Возвращаясь домой, я думал о том, как быстро меняются времена: сейчас союзники устраивали засады своим вчерашним собратьям по оружию, охотились за ними по узким и извилистым улицам старого города, у ратуши.
Из окна моей гостиницы я долго смотрел на пустую площадь Де-Брукера, оцепленную английскими войсками. И снова вспомнились мне первые дни сентября. Как восторженно встречал союзников Брюссель! Бушующая толпа закрывала проход для танков и машин. Бесконечные хороводы кружились на середине улицы, плясали все от мала до велика. Гремела музыка. Пение неслось из толпы, с балконов, из окон, раздавалось с брони танков и с крыш автобусов.
Площадь Де-Брукера была забита народом и войсками несколько дней кряду. Толпа кипела в гигантском хороводе, захватившем весь плац. Рупор звонко разносил песенку английских солдат прошлой мировой войны: «Путь далек до Типперэри». Вся площадь подхватывала куплеты. С самого раннего утра толпа собиралась под окнами нашей гостиницы и расходилась только поздней ночью. И весь день снизу неслись смех и песни, звучало это мощное, напоминающее звон металла: It is long way to Tipperary…
Теперь площадь была пуста и молчалива. Холодный ветер гнал по мостовой пыль, нес какие-то обрывки бумаги. Лишь у подъездов гостиниц, занятых штабами, группками стояли офицеры.
В дверь постучали. Вошел капитан из киногруппы армии. Мы ехали вместе в Нормандию, встречались с тех пор редко, но по-приятельски. Капитан был сумрачен, необычно резок, он не мог скрыть за традиционной английской сдержанностью своего негодования. С первых же слов обрушился на Черчилля и генерала Эрскина, начальника миссии ШЭЙФа в Брюсселе, за издевательство над совестью и честью армии. Перед лицом близкого врага — еще сидевших в Бельгии немцев — Черчилль бросал вызов армии: он не сомневался, что армия не посмеет ослушаться его приказа. Опытный политикан сразу убивал двух зайцев: подавлял бельгийские демократические силы и вбивал клин между английским народом, одетым в солдатскую шинель, и бельгийским трудовым людом. Ему нужно было это потому, что левые настроения в армии увеличивались по мере расширения связей союзников с освобожденными народами: жители континента как бы открывали глаза многим английским солдатам и офицерам, страдающим политической близорукостью. Капитан особенно возмущался поведением лейбористов, сидящих в правительстве, — своих товарищей по партии — за молчаливое, но горячее одобрение всех реакционных шагов Черчилля в Европе.

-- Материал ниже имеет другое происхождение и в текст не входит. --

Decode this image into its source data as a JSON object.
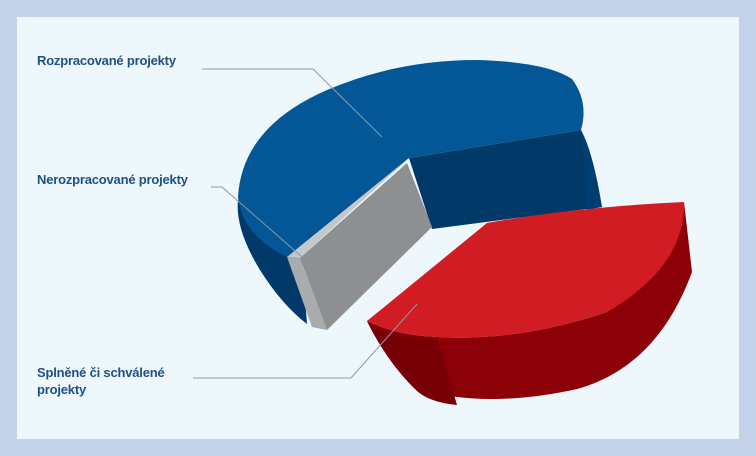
{
  "chart_data": {
    "type": "pie",
    "style": "3d-exploded",
    "title": "",
    "legend": "none",
    "slices": [
      {
        "label": "Rozpracované projekty",
        "value": 59,
        "color": "#035797",
        "side_color": "#013a68"
      },
      {
        "label": "Nerozpracované projekty",
        "value": 9,
        "color": "#c4c8ca",
        "side_color": "#8d8f91"
      },
      {
        "label": "Splněné či schválené projekty",
        "value": 32,
        "color": "#d21c24",
        "side_color": "#8c0007"
      }
    ]
  }
}
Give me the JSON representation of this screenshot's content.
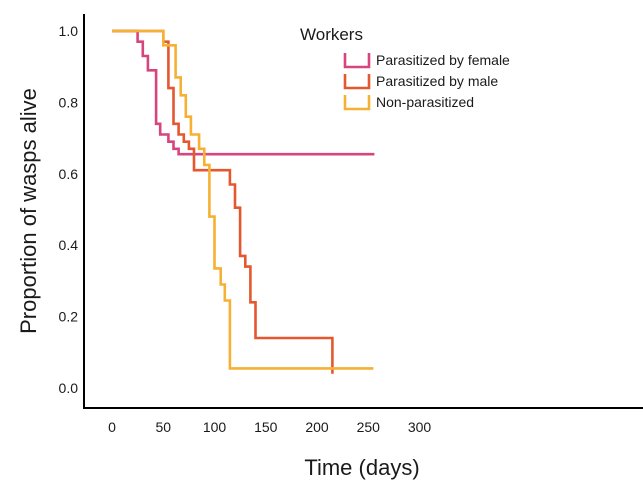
{
  "chart_data": {
    "type": "line",
    "step": true,
    "xlabel": "Time (days)",
    "ylabel": "Proportion of wasps alive",
    "xlim": [
      -20,
      300
    ],
    "ylim": [
      -0.05,
      1.05
    ],
    "x_ticks": [
      "0",
      "50",
      "100",
      "150",
      "200",
      "250",
      "300"
    ],
    "y_ticks": [
      "0.0",
      "0.2",
      "0.4",
      "0.6",
      "0.8",
      "1.0"
    ],
    "legend": {
      "title": "Workers",
      "position": "top-right"
    },
    "grid": false,
    "series": [
      {
        "name": "Parasitized by female",
        "color": "#d6457d",
        "x": [
          0,
          20,
          25,
          30,
          35,
          43,
          47,
          55,
          60,
          65,
          256
        ],
        "y": [
          1.0,
          1.0,
          0.97,
          0.93,
          0.89,
          0.74,
          0.71,
          0.69,
          0.67,
          0.655,
          0.655
        ]
      },
      {
        "name": "Parasitized by male",
        "color": "#e5572e",
        "x": [
          0,
          40,
          50,
          55,
          60,
          65,
          70,
          75,
          80,
          110,
          115,
          120,
          125,
          130,
          135,
          140,
          185,
          215
        ],
        "y": [
          1.0,
          1.0,
          0.97,
          0.84,
          0.74,
          0.71,
          0.69,
          0.67,
          0.61,
          0.61,
          0.57,
          0.505,
          0.37,
          0.34,
          0.24,
          0.14,
          0.14,
          0.04
        ]
      },
      {
        "name": "Non-parasitized",
        "color": "#f5b133",
        "x": [
          0,
          15,
          50,
          55,
          62,
          67,
          72,
          77,
          85,
          90,
          95,
          100,
          106,
          110,
          115,
          120,
          255
        ],
        "y": [
          1.0,
          1.0,
          0.96,
          0.96,
          0.87,
          0.82,
          0.76,
          0.71,
          0.67,
          0.625,
          0.48,
          0.335,
          0.29,
          0.245,
          0.055,
          0.055,
          0.055
        ]
      }
    ]
  }
}
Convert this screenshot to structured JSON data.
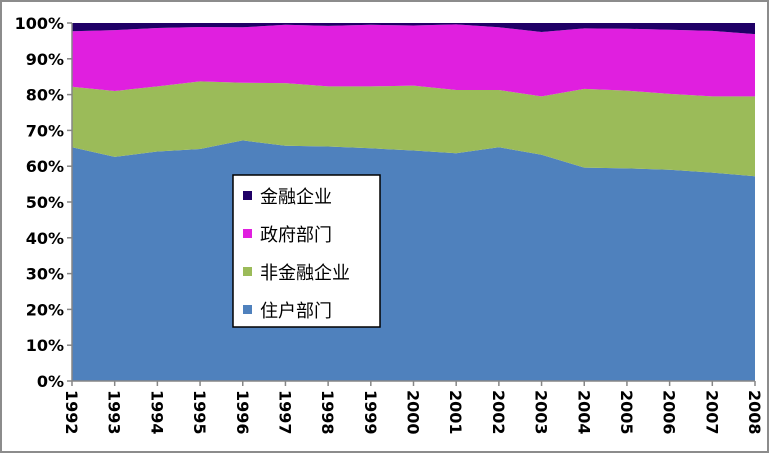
{
  "chart_data": {
    "type": "area",
    "stacked": "percent",
    "title": "",
    "xlabel": "",
    "ylabel": "",
    "ylim": [
      0,
      100
    ],
    "yticks": [
      "0%",
      "10%",
      "20%",
      "30%",
      "40%",
      "50%",
      "60%",
      "70%",
      "80%",
      "90%",
      "100%"
    ],
    "categories": [
      "1992",
      "1993",
      "1994",
      "1995",
      "1996",
      "1997",
      "1998",
      "1999",
      "2000",
      "2001",
      "2002",
      "2003",
      "2004",
      "2005",
      "2006",
      "2007",
      "2008"
    ],
    "legend_position": "center-left",
    "series": [
      {
        "name": "住户部门",
        "color": "#4F81BD",
        "values": [
          65.3,
          62.6,
          64.1,
          64.8,
          67.2,
          65.7,
          65.5,
          65.0,
          64.4,
          63.6,
          65.3,
          63.2,
          59.6,
          59.4,
          59.0,
          58.2,
          57.2
        ]
      },
      {
        "name": "非金融企业",
        "color": "#9BBB59",
        "values": [
          16.9,
          18.4,
          18.2,
          18.9,
          16.1,
          17.5,
          16.8,
          17.3,
          18.1,
          17.7,
          16.0,
          16.3,
          22.0,
          21.7,
          21.2,
          21.3,
          22.3
        ]
      },
      {
        "name": "政府部门",
        "color": "#E01FDF",
        "values": [
          15.5,
          17.0,
          16.3,
          15.2,
          15.5,
          16.3,
          16.9,
          17.2,
          16.8,
          18.3,
          17.5,
          18.0,
          16.9,
          17.3,
          17.9,
          18.3,
          17.4
        ]
      },
      {
        "name": "金融企业",
        "color": "#1F0066",
        "values": [
          2.3,
          2.0,
          1.4,
          1.1,
          1.2,
          0.5,
          0.8,
          0.5,
          0.7,
          0.4,
          1.2,
          2.5,
          1.5,
          1.6,
          1.9,
          2.2,
          3.1
        ]
      }
    ],
    "legend_order": [
      "金融企业",
      "政府部门",
      "非金融企业",
      "住户部门"
    ]
  }
}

Несколько дней спустя генерал Эрскин пригласил военных корреспондентов, чтобы заявить им о своей готовности оказать правительству Пьерло любую военную помощь. Корреспонденты с недоумением смотрели на генерала. До недавнего времени Эрскин командовал 7-й танковой дивизией, известной под именем «Крысы пустыни». Это был боевой генерал, рослый, светловолосый, любивший острое словцо и энергичный жест. Он пользовался у солдат популярностью, его дивизия отличилась в боях в Северной Африке; печать восторженно говорила об Эрскине. Черчилль решил послать его в Бельгию в качестве вершителя политических судеб освобожденной страны. Однако настоящим хозяином в Брюсселе был не Эрскин, а английский посол Ничбелл-Хьюджессен, человек весьма старый, реакционный и ограниченный. (Однажды на частном ужине я проговорил с Ничбелл-Хьюджессеном около часа и убедился, что он живет представлениями времен Дизраэли и Пальмерстона, которые, как он признавал это сам, всегда были для него апостолами.)
Брюссельские события произвели гнетущее впечатление в армии. Офицеры и особенно солдаты не скрывали своего раздражения. Простые люди, одетые в зеленоватые солдатские шинели, прошедшие многие тысячи километров по Северной Африке, Италии и Западной Европе, были далеки от тех английских простачков, которые в 1935 году отдали свои голоса творцу «Мюнхена» — Чемберлену и его реакционным друзьям. Да и политическое лицо самой армии несколько изменилось: армия полевела, как полевела и вся Европа.
Во время нашей поездки по фронту, предпринятой вскоре после демонстрации в Брюсселе, солдаты и офицеры прежде всего спрашивали, что думает Москва о событиях в Бельгии. Мнение Москвы, видимо, было настолько важным, что департамент «психологической войны» изобрел грязноватый трюк, распустив среди солдат и бельгийского населения слух, что Москва якобы одобрила поведение англичан в столице Бельгии. «Психологические обманщики» приплели к этому делу даже предстоящее зимнее наступление Советской Армии, на котором могли будто бы неблагоприятно отразиться «беспорядки» в Брюсселе.